Three government ministers who were already boycotting meetings of Iraqi Prime Minister Nuri al-Maliki's Cabinet will formally quit the government, their bloc said yesterday.
The move by the secularist group of former prime minister Iyad Allawi deals a further blow to Maliki's efforts to rebuild a national unity coalition, which has been crumbling since the main Sunni Arab group and others walked out.
"The Iraqi List has decided to withdraw from the government and we will send a memo to the government to inform them of our stance at the beginning of next week," said a senior member of the bloc, Iyad Jamal al-Deen.
The bloc has five ministers in the government, three of whom were now quitting, while a fourth, the justice minister, had already resigned, he said.
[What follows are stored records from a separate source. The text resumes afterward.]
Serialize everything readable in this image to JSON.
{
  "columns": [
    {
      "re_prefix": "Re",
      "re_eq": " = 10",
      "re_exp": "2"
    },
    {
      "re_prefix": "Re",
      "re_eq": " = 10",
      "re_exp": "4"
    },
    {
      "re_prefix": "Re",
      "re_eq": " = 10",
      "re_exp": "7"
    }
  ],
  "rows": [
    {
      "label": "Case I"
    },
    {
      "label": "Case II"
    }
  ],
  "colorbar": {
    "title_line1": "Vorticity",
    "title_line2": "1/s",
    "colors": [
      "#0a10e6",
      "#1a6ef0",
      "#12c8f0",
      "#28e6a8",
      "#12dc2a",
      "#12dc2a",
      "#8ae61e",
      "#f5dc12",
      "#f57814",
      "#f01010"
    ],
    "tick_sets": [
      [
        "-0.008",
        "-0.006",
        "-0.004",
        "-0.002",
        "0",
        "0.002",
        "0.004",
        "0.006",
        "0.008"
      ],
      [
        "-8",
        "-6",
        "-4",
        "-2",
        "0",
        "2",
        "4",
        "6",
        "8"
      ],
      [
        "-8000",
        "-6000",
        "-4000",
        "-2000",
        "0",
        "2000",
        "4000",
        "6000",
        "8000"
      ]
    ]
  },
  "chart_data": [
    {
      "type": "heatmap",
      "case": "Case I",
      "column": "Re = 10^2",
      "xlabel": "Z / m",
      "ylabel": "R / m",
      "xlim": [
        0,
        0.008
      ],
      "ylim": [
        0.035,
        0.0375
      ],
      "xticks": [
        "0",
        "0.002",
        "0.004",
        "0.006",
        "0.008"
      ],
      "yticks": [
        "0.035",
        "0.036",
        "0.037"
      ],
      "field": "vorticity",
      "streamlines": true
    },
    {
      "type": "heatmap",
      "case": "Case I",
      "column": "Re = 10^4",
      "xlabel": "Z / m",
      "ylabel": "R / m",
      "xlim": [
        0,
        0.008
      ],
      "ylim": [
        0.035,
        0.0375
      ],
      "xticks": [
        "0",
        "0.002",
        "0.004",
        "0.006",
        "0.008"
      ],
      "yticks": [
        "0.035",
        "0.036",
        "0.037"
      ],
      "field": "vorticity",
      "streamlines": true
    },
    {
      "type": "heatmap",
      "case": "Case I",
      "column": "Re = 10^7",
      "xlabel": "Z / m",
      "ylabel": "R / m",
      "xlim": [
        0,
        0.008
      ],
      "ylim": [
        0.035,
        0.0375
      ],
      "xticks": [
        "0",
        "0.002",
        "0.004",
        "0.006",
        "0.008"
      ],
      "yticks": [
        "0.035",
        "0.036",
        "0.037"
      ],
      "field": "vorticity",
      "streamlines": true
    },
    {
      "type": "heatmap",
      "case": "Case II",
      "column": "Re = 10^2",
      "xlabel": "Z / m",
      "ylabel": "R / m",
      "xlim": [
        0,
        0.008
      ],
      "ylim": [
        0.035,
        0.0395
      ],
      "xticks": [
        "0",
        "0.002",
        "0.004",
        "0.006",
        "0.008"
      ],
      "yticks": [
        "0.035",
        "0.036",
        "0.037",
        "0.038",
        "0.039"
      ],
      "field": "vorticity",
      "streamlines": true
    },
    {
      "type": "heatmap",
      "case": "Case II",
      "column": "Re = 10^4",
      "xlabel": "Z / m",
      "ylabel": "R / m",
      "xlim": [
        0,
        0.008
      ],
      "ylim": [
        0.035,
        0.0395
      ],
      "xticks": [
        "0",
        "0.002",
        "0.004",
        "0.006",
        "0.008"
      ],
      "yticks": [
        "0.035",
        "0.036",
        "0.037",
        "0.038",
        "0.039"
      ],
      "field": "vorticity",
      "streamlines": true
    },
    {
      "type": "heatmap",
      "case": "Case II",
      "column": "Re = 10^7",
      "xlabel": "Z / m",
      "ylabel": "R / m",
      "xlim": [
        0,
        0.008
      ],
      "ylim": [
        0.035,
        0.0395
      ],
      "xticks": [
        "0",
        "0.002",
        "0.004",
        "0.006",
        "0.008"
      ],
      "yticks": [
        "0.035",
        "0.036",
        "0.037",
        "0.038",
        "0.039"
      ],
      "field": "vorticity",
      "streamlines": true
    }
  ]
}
The fifth, a member of the Communist Party, was not participating in the walkout.
Jamal al-Deen said the bloc opposed the handing out of government jobs on sectarian lines and was now pulling out because Maliki had not responded to its call to end the practice.
GLOOMY PROGNOSIS
The announcement came one day after the declassified findings of a US intelligence estimate gave a gloomy prognosis for Maliki's efforts at reconciliation.
"Levels of insurgent and sectarian violence will remain high and the Iraqi government will continue to struggle to achieve national-level political reconciliation and improved governance," said the findings, which 16 US intelligence agencies agreed on.
The new estimate also predicted that security improvements made over the past six months will erode if the US military narrows its mission to supporting the Iraqi security forces and fighting al-Qaeda.
The US intelligence community "assesses that the Iraqi government will become more precarious over the next six to 12 months because of criticism by other members of the major Shia coalition" as well as Sunni and Kurdish parties, the new estimate warned.
The declassified judgments of the assessment were released by the office of the National Intelligence Director Mike McConnell.
NO COMPROMISES
Barring "a fundamental shift in factors driving Iraqi political and security developments," compromises needed for "sustained security, long-term political progress, and economic development are unlikely to emerge," the assessment said.
Iraqi leaders who are already "unable to govern effectively" will struggle to achieve national political reconciliation, it warned.
Changing the coalition's mission to focus on providing combat support for Iraq's security forces and fighting al-Qaeda "would erode security gains achieved thus far," it warned.
Just hours after the assessment came out on Thursday influential Republican Senator John Warner urged Bush to start a limited withdrawal of US troops from Iraq by Christmas.
The move would send a signal the Maliki administration and regional nations that the US commitment to Iraq is not open ended, said Warner, who returned recently from Iraq.
Meanwhile, 60 suspected al-Qaeda in Iraq fighters hit national police facilities in a coordinated attacks in Samarra, sparking two hours of fighting that saw three people killed and more than a dozen insurgents captured, police said yesterday.
MASKED ATTACKERS
The masked attackers drove into the city at dusk on Thursday in about 20 vehicles, including pickups with machine-guns, then split into small groups and assaulted four police checkpoints and a headquarters building, a Samarra police official said.
One policeman and two civilians -- a woman and an 11-year-old girl -- were killed in the fighting, and nine others were injured including a police commando and three children.
There were no details on insurgent casualties, but police arrested 14 suspects, the spokesman said on condition of anonymity because he was not authorized to release the information.